Lorna Simpson: Yes. My first exhibition, and I think I was maybe around 30 years old, and I had a quite large survey of my photographic work, Beryl Wright was a curator at the Museum of Contemporary Art in Chicago, and she invited me to make this exhibition on my work with the catalog with Saidiya Hartman. It was a really amazing experience for me. Much like an artist seeing your work in a kind of context of a survey, it takes a moment to take that in. Through the conversations and the exhibition of the work, it really also changed the way I made work, that exhibition, after that point, which was amazing.
Beryl then died, I think maybe about 10 or 15 years after that. For me, in terms of curators and particularly Black women in the art world, the struggles of being chief curator, of having-- by institutionally supported for the work that they do but also supported-- I mean, my show was successful, but also supported for the course of their careers, that it's not just a one-time thing.
Beryl Wright is no longer alive in order to see many of the artists that she supported at the MCA and what has happened since, but thought while I was making these paintings, there were these two paintings that I needed to move to another part of the studio on an A-frame, which is this kind of rolling cart that you put paintings on and move them around the studio to make room for other paintings. These two paintings were there for months, just situated next to one another, and I was like, "I don't want to break them up. This is a beautiful diptych," and then titled it.
Alison Stewart: This is interesting because this brings me to a question which I tried to rephrase about four different times, and I'm not sure it makes sense. If it doesn't make sense, tell me to move on. I looked at all these paintings, and these women are appearing in various of your various paintings, and I wondered, did you envision the woman there, or were they a surprise to the viewer, or were you putting them there because they were always supposed to be there?
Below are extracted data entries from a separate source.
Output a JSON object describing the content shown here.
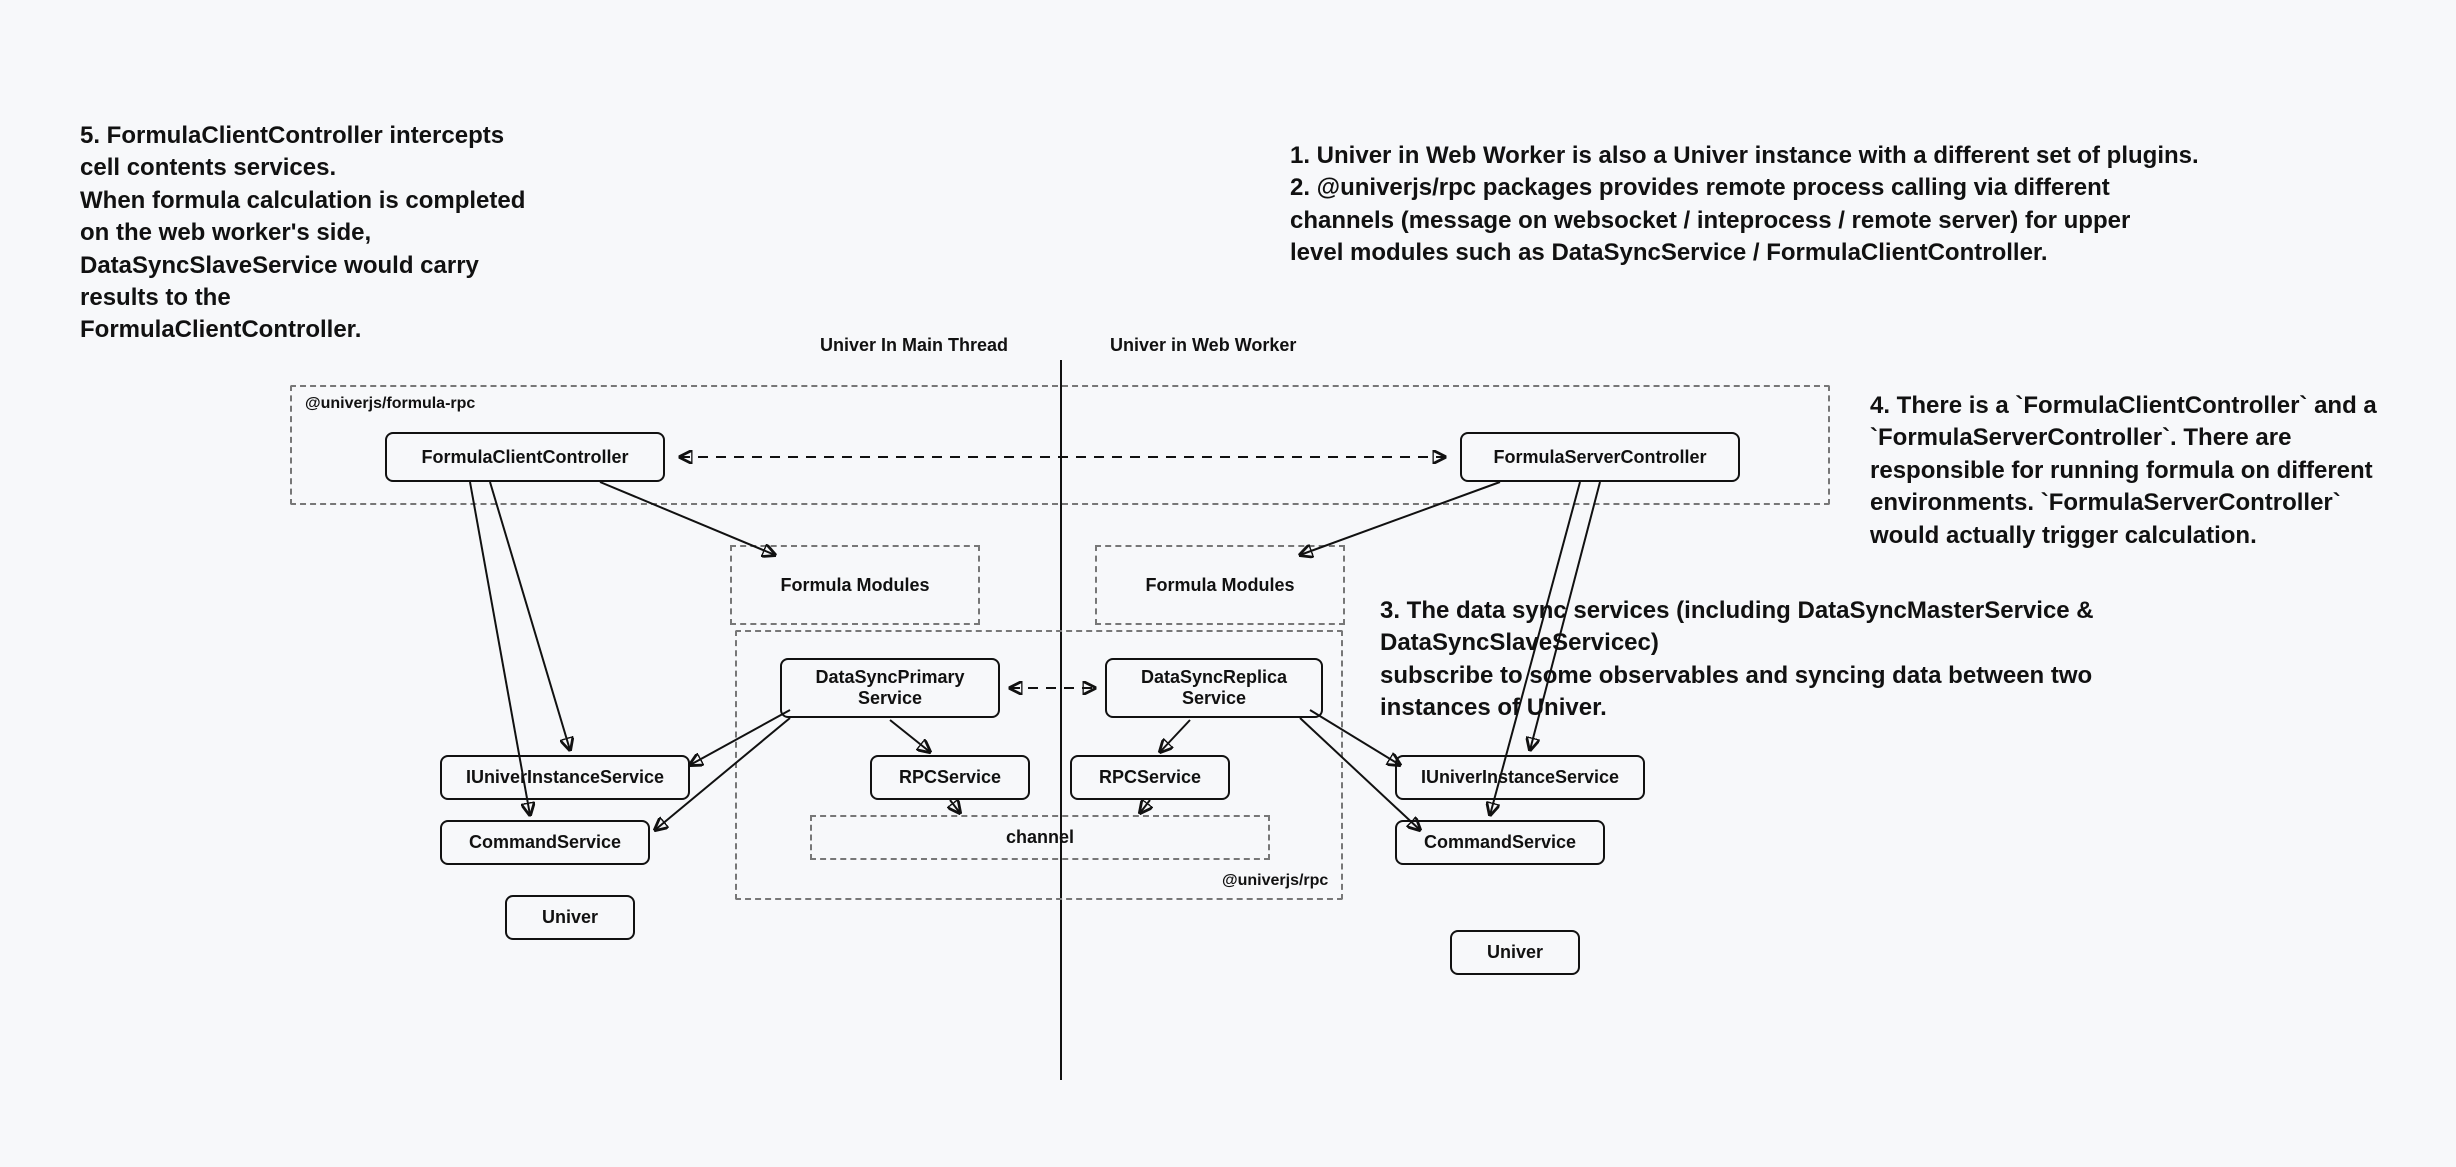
{
  "annotations": {
    "note5": "5. FormulaClientController intercepts\ncell contents services.\nWhen formula calculation is completed\non the web worker's side,\nDataSyncSlaveService would carry\nresults to the\nFormulaClientController.",
    "note12": "1. Univer in Web Worker is also a Univer instance with a different set of plugins.\n2. @univerjs/rpc packages provides remote process calling via different\nchannels (message on websocket / inteprocess / remote server) for upper\nlevel modules such as DataSyncService / FormulaClientController.",
    "note4": "4. There is a `FormulaClientController` and a\n`FormulaServerController`. There are\nresponsible for running formula on different\nenvironments. `FormulaServerController`\nwould actually trigger calculation.",
    "note3": "3. The data sync services (including DataSyncMasterService &\nDataSyncSlaveServicec)\nsubscribe to some observables and syncing data between two\ninstances of Univer."
  },
  "columns": {
    "left": "Univer In Main Thread",
    "right": "Univer in Web Worker"
  },
  "groups": {
    "formula_rpc_label": "@univerjs/formula-rpc",
    "rpc_label": "@univerjs/rpc"
  },
  "nodes": {
    "formula_client": "FormulaClientController",
    "formula_server": "FormulaServerController",
    "formula_modules_l": "Formula Modules",
    "formula_modules_r": "Formula Modules",
    "data_sync_primary": "DataSyncPrimary\nService",
    "data_sync_replica": "DataSyncReplica\nService",
    "rpc_service_l": "RPCService",
    "rpc_service_r": "RPCService",
    "channel": "channel",
    "iuniver_l": "IUniverInstanceService",
    "iuniver_r": "IUniverInstanceService",
    "command_l": "CommandService",
    "command_r": "CommandService",
    "univer_l": "Univer",
    "univer_r": "Univer"
  }
}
Lorna Simpson: I think it goes between ghosts and mirage or presence. All of them, in terms of this body of work, do have this presence. It goes in different forms of transparency and/or illusion. Why that is, they are always present in some form.
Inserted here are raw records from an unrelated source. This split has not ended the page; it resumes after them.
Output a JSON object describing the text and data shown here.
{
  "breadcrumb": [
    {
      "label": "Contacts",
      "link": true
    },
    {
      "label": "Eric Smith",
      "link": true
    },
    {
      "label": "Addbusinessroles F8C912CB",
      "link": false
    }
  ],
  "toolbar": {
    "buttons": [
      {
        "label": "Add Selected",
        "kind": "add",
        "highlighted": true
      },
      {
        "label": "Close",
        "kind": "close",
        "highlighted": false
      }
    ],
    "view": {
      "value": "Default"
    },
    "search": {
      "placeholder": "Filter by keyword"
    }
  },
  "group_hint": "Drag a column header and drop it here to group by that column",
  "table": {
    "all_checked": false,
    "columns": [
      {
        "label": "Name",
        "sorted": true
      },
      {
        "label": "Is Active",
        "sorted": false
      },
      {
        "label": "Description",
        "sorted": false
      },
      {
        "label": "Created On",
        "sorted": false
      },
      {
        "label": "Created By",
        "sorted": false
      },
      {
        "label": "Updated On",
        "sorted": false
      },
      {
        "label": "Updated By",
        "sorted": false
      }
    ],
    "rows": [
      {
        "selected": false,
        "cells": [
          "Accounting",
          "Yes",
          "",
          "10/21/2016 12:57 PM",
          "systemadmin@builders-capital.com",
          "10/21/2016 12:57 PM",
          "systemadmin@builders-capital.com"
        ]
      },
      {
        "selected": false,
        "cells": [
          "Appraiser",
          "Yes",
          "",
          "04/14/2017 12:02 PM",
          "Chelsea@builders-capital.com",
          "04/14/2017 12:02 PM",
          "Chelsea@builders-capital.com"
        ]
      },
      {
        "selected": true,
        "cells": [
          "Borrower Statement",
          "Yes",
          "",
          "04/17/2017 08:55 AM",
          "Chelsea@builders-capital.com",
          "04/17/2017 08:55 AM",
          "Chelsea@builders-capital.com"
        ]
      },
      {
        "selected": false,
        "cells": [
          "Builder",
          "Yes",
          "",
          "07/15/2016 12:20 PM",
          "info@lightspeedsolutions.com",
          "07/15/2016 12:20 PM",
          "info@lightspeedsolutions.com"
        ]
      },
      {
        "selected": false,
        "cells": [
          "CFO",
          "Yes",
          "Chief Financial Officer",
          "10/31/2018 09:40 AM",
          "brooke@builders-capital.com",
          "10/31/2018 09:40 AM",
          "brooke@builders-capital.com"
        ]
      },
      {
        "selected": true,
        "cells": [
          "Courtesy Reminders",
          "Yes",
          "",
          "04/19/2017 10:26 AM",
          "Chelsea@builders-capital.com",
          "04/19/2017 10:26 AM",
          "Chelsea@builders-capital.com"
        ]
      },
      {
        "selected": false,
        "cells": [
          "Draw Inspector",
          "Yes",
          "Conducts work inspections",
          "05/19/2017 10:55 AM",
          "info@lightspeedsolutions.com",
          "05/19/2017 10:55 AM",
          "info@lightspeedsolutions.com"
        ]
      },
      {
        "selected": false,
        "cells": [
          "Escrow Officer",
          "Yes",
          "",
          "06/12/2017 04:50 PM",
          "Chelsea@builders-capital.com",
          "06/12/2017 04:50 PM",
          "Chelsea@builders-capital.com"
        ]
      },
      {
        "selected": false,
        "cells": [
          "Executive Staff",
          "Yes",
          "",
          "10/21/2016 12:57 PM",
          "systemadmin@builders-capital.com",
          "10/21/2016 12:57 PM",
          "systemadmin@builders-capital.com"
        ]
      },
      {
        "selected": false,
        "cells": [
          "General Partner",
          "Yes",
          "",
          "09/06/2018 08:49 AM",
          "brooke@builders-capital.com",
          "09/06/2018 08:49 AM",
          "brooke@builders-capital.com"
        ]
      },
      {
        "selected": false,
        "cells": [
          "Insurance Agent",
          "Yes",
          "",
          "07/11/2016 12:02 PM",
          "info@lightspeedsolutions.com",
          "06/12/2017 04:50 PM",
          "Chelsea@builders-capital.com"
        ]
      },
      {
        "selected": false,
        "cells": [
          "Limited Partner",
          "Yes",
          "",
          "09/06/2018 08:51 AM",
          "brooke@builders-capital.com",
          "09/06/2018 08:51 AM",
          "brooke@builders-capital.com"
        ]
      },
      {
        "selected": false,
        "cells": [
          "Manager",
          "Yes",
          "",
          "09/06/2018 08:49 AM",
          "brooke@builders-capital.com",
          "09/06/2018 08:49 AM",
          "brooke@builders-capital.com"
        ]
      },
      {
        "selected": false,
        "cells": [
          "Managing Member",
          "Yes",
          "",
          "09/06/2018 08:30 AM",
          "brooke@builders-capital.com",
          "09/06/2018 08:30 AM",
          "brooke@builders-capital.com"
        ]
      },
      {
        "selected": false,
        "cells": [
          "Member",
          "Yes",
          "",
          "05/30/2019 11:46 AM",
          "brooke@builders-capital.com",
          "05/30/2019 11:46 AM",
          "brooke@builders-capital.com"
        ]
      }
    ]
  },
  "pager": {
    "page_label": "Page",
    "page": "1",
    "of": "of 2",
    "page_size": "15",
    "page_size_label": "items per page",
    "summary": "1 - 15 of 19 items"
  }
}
Alison Stewart: My guest is Lorna Simpson. You can see her work at the Metropolitan Museum of Art. It is called Lorna Simpson: Source notes. There is a piece of sculpture, 5 Properties, over to the left-hand side. It's made of Ebony and Jet magazines, bronze, plaster, and glass. It's a table stacked with magazines. It's got a little figurehead on it, a little woman's figurehead, and underneath it looks like ice, but it's glass. Why did you want to include this in the show?
Lorna Simpson: Good question. I think the space, the Kimmelman Gallery at the Met, it's a long space. It doesn't give you a lot of opportunities to place a sculpture in it. It is in some ways a slightly difficult space. I think for the scale and the space that was allotted, it was nice to have because during this period of making a painting, I made collages, which are also part of the show, and also made a sculpture. It was a way, as a survey, to show a selection of maybe all these different bodies of work that happened over this course of time.
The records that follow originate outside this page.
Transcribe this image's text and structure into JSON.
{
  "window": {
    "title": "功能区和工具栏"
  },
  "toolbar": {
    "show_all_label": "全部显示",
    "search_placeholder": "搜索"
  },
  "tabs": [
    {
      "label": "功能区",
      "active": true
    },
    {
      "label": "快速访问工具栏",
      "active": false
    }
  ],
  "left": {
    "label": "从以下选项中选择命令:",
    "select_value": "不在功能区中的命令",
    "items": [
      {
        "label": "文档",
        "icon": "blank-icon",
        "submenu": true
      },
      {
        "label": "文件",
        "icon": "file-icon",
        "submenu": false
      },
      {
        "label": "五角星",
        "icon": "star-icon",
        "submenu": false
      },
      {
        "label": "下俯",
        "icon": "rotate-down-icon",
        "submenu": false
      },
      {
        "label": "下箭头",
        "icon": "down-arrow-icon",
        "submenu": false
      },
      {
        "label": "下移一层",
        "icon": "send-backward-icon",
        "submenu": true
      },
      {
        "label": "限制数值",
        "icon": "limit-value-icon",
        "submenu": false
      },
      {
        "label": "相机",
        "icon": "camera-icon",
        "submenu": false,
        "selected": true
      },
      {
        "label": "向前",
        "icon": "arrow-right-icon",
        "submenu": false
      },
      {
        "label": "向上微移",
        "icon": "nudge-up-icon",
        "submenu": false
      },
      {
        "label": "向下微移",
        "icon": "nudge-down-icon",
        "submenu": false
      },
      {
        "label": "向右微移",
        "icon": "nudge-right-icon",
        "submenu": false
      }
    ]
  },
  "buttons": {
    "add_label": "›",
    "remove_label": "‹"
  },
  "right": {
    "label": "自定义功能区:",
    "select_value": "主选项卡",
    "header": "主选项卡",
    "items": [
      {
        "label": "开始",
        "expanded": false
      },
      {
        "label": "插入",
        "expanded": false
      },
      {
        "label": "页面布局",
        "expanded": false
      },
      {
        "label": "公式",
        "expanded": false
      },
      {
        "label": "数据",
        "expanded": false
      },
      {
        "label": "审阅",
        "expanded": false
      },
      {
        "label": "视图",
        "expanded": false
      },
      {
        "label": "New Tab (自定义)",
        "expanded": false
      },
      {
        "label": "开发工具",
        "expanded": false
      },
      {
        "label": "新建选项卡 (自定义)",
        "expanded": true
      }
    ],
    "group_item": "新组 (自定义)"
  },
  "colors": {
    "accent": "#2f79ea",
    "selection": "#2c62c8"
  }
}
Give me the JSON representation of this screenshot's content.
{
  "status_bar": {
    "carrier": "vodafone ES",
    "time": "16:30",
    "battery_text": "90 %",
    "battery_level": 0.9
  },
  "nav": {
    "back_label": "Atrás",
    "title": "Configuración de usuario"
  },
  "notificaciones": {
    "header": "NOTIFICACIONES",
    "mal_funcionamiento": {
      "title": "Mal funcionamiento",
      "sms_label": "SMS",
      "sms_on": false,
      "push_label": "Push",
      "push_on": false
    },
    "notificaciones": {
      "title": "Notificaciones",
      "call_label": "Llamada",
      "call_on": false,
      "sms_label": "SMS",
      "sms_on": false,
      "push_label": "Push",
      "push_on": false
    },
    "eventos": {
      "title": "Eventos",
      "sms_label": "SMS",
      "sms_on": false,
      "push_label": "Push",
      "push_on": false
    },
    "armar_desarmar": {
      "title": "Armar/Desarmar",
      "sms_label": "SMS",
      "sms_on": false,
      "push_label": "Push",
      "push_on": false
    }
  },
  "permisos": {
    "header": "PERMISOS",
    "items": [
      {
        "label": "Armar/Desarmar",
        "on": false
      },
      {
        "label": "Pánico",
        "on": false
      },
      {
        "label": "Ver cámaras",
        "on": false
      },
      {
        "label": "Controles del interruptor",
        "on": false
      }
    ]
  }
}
Alison Stewart: When people go see the show, and they should, where would you like them to spend an extra minute or two? What piece would you like people to--
Lorna Simpson: Oh, I can't direct that. I think it's amazing for people to come and to go see art and to spend any time of just looking, going with someone, and whatever draws them. I think the Met is so huge and encyclopedic and so many things to look at, that any kind of-- Even if people just walk in for five minutes and walk out, you never know what lingers two hours later in a conversation over coffee and that gets mentioned.
Alison Stewart: The exhibition is called Lorna Simpson: Source Notes. It's at the Metropolitan Museum of Art. Thank you for making the time to be with us today.
Lorna Simpson: Oh, my pleasure. Thank you for having me.